Purple Pin Case Study — Graphic
This is, naturally, a bit of a set-up for Karma Cola – a beverage that wears its heart on its sleeve and tells its story through a number of mediums, especially online and through its distinctive graphic design elements, for which Special Group was awarded this year’s Purple Pin for Graphic Design.
The theme of the product, developed by All Good Organics, essentially runs like this: “Two years ago we had a crazy dream to offer consumers a fizzy drink that acknowledged and supported the people who originally discovered the name ingredient in the most consumed soft drink in the world – cola.”

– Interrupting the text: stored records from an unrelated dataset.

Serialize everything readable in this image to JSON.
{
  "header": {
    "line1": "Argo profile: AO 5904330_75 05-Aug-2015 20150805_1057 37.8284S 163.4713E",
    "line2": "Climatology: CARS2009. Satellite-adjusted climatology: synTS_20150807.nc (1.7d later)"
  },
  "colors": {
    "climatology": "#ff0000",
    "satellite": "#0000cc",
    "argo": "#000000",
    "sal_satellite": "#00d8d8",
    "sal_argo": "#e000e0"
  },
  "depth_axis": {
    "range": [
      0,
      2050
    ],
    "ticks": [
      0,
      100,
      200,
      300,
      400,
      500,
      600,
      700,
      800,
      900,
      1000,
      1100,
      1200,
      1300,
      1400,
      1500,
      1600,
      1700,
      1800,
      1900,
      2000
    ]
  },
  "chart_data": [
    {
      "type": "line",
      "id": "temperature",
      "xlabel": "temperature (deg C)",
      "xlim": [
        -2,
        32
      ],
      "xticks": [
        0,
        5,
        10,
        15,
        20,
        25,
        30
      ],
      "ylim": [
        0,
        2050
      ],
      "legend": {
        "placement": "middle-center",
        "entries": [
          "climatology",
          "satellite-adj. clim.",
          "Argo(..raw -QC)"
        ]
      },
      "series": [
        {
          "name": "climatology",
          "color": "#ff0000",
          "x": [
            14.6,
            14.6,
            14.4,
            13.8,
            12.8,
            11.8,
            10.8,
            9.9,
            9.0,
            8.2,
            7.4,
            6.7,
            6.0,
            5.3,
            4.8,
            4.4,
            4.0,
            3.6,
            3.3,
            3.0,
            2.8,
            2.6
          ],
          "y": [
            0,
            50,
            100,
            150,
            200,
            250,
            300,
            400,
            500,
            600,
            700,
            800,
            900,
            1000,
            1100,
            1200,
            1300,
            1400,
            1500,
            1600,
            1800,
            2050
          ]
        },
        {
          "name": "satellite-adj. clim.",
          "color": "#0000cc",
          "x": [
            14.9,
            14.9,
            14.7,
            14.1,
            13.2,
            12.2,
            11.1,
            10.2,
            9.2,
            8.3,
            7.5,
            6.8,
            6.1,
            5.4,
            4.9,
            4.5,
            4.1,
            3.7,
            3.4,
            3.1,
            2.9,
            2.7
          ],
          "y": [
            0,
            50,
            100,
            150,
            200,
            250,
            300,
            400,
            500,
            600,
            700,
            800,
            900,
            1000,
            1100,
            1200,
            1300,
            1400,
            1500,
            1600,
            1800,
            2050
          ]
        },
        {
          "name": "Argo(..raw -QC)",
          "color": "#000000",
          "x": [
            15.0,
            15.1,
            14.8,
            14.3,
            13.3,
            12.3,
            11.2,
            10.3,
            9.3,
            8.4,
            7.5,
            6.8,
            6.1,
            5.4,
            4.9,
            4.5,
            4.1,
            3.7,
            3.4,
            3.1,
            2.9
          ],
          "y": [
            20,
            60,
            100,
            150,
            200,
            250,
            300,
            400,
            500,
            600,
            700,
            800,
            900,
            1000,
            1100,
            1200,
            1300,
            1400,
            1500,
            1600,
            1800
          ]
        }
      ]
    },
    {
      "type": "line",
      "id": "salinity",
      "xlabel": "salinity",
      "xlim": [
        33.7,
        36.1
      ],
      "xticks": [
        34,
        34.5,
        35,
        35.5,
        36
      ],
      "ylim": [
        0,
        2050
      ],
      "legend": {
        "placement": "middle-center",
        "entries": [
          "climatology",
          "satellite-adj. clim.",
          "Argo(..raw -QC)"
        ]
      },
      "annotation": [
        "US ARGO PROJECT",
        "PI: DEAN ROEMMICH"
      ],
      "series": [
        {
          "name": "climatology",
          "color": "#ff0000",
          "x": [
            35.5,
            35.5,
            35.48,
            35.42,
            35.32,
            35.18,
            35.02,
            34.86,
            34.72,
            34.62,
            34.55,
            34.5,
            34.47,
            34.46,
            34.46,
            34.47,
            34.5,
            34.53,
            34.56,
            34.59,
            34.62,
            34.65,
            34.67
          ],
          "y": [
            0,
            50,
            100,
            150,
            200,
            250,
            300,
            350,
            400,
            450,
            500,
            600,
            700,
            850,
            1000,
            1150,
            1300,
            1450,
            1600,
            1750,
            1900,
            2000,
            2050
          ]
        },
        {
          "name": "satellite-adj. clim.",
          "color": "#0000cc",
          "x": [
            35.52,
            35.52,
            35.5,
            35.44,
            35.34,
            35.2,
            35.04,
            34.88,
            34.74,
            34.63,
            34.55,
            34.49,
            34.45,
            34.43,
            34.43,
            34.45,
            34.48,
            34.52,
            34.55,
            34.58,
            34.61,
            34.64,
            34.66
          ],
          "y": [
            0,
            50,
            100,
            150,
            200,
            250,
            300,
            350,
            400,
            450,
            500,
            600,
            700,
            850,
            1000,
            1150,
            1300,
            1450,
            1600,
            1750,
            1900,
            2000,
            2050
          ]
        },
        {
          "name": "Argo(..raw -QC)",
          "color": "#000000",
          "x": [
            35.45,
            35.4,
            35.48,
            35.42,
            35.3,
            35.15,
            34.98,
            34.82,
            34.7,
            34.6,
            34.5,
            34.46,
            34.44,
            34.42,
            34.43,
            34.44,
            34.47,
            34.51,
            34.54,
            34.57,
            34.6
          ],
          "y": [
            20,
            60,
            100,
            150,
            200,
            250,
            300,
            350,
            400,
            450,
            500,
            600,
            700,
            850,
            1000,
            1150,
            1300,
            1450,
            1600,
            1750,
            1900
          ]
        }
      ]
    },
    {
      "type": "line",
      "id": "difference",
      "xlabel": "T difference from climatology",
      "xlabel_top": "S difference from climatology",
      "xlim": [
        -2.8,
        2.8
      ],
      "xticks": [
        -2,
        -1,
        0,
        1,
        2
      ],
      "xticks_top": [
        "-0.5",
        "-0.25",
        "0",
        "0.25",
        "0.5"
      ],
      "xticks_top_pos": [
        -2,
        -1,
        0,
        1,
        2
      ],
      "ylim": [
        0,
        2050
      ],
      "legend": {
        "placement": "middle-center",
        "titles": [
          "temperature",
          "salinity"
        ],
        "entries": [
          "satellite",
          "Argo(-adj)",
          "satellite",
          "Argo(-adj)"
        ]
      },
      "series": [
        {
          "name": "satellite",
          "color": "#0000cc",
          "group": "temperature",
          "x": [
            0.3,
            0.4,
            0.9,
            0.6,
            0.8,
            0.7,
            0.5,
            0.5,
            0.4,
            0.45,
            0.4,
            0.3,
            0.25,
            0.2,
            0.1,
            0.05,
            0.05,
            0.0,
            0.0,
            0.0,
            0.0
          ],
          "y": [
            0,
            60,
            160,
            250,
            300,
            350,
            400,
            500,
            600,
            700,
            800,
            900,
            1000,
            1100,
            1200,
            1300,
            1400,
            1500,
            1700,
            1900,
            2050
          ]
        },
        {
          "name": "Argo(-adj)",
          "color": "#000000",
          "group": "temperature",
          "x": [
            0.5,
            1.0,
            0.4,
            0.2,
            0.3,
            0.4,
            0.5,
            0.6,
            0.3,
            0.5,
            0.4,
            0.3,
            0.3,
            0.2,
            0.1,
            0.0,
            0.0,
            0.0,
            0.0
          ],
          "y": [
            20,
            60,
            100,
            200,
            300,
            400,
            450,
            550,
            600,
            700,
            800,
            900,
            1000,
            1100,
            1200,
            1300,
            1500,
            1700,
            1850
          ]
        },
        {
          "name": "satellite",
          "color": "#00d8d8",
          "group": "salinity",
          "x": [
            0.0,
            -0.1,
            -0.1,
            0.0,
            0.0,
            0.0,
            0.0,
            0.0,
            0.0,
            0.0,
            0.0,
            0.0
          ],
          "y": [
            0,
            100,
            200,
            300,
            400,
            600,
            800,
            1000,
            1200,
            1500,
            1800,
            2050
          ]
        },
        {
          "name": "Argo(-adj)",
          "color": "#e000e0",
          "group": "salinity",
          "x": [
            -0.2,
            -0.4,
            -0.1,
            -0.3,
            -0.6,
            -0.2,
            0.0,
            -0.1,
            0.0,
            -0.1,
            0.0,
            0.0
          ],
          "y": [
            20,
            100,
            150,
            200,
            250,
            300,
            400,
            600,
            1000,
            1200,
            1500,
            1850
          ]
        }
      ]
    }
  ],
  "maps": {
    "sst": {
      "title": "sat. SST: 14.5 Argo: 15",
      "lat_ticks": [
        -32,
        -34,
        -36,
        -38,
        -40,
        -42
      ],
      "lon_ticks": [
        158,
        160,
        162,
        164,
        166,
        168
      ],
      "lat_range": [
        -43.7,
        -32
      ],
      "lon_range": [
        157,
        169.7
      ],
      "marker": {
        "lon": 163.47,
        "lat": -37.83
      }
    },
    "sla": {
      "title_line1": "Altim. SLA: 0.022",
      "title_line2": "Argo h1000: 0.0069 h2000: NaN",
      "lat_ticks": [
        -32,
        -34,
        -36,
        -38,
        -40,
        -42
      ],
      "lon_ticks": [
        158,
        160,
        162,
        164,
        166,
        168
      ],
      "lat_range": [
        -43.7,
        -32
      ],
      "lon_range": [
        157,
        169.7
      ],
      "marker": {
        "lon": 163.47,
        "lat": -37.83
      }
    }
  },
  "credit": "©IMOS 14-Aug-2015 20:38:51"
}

Karma Cola is a reinvention of a familiar product; it’s a uniform product subverted with craft, fairness and humour. It’s New Zealand made – from natural spices, lemon, lime and orange oils, vanilla beans grown by the Forest Garden Growers Association in Sri Lanka, as well as organically grown and processed sugar cane from the Suminter Organic Farmers Consortium in Maharashtra India. The key component of any real cola is, however, the real cola nut. All Good gets theirs from Boma village, in Sierra Leone, and it’s a product they found for themselves. They travelled there, organised their own supply network and, in turn, provided cola-nut farmers with an international profile and a market for a crop that traditionally was only locally traded.

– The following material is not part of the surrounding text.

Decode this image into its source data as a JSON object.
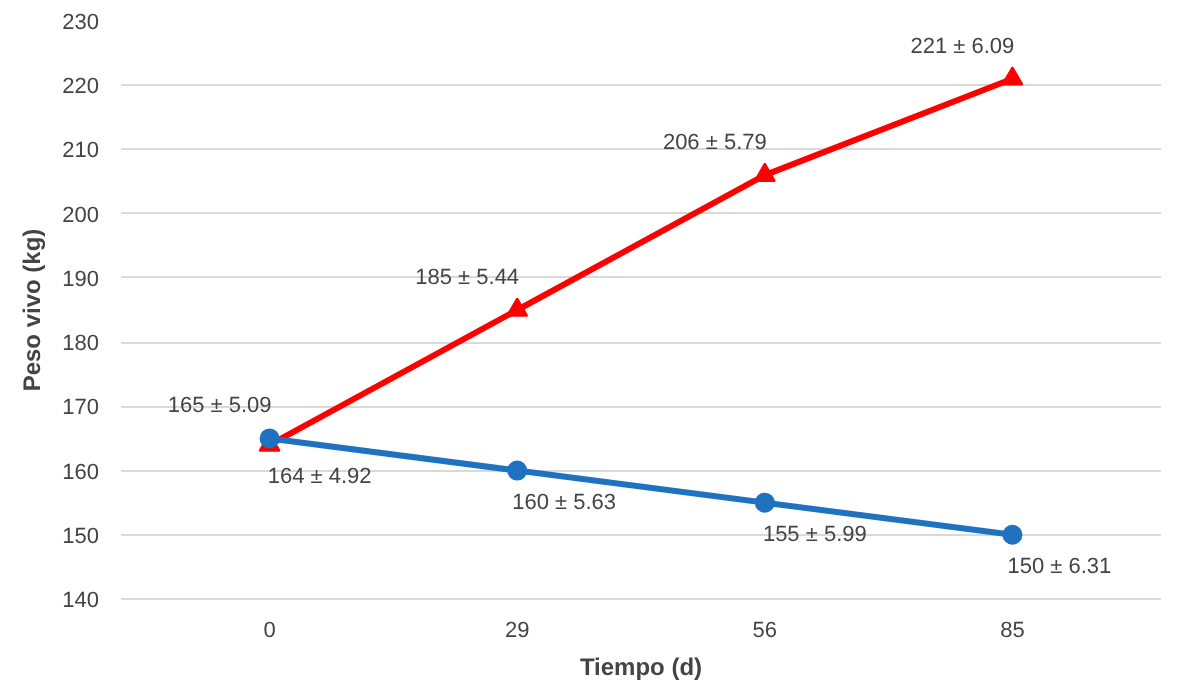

The key component of any real cola is, however, the real cola nut.
Some proceeds from each sale of Karma Cola are returned to the growers too, and in a country still recovering from a debilitating civil war, these efforts at helping build community infrastructure and sending kids to school are commendable indeed.
This aspect of the product wasn’t lost on Special Group. Heath Lowe, the creative director on the project, describes the brief succinctly. “All Good believes that if you’re going to drink something that has sugar in it, i.e. ‘bad’, it should at least be organic and Fairtrade, i.e. ‘good’. And they know their audience. They developed a cola whose ingredients come from developing nations — with profits from the sale of each bottle going back — ensuring money returns to communities and encourages growth. We thought that made for good karma and so Karma Cola was born.”

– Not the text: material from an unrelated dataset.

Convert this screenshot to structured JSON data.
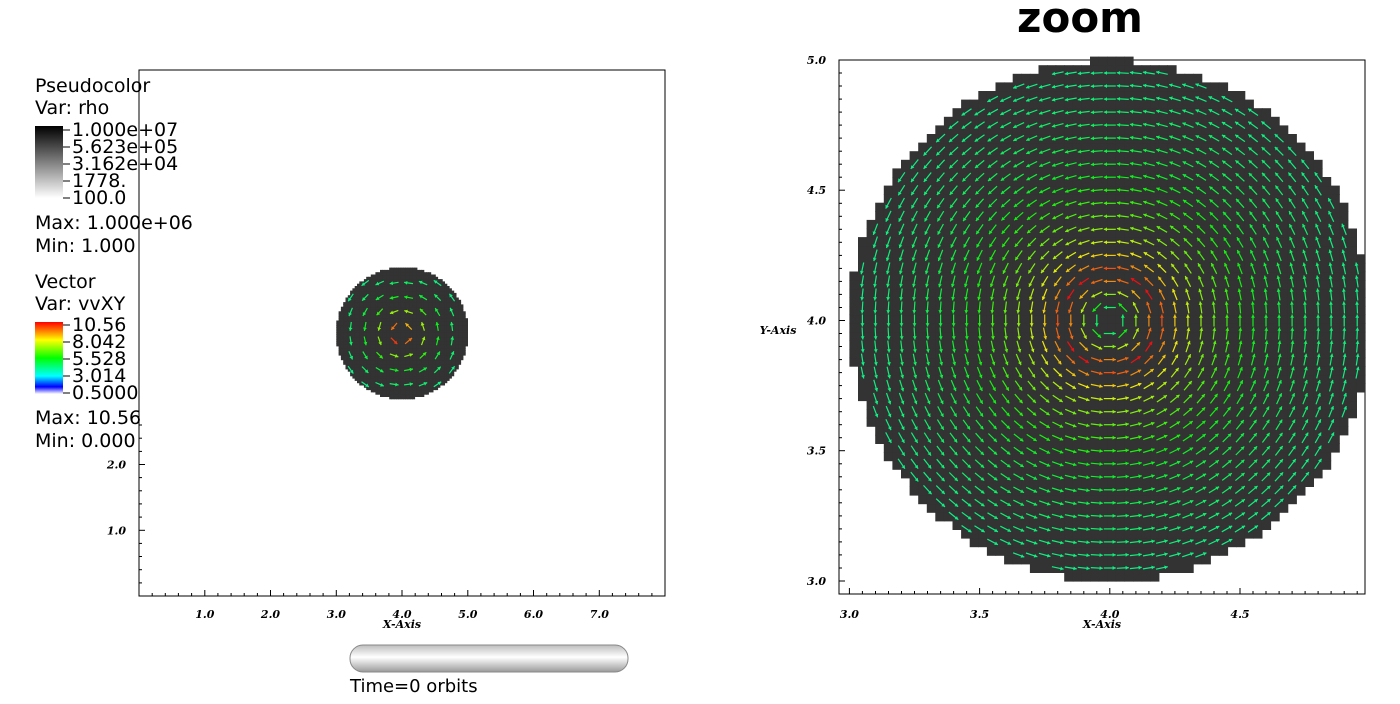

So karma it was. Special worked with artist Beck Wheeler on the bottle’s motif – a livery of red, white and blue that echoes the typical colours of corporate cola players, but accompanied by stories of fairness and sustainability, manages to avoid the aura of ‘coca cola-nisation’ that affects the corporate players. Wheeler’s illustration and typography is applied to individual bottles, three-pack and fifteen-pack boxes, fridges, vans, cars, t-shirts and stickers. The design blends African imagery, in the form of Mami Wata, a two-sided being (akin to an angel and devil rolled up in one), the Eastern idea of karma and the Western idea of ‘cola’. With its fresh style and lighthearted depiction, this brand is a potent design infusion.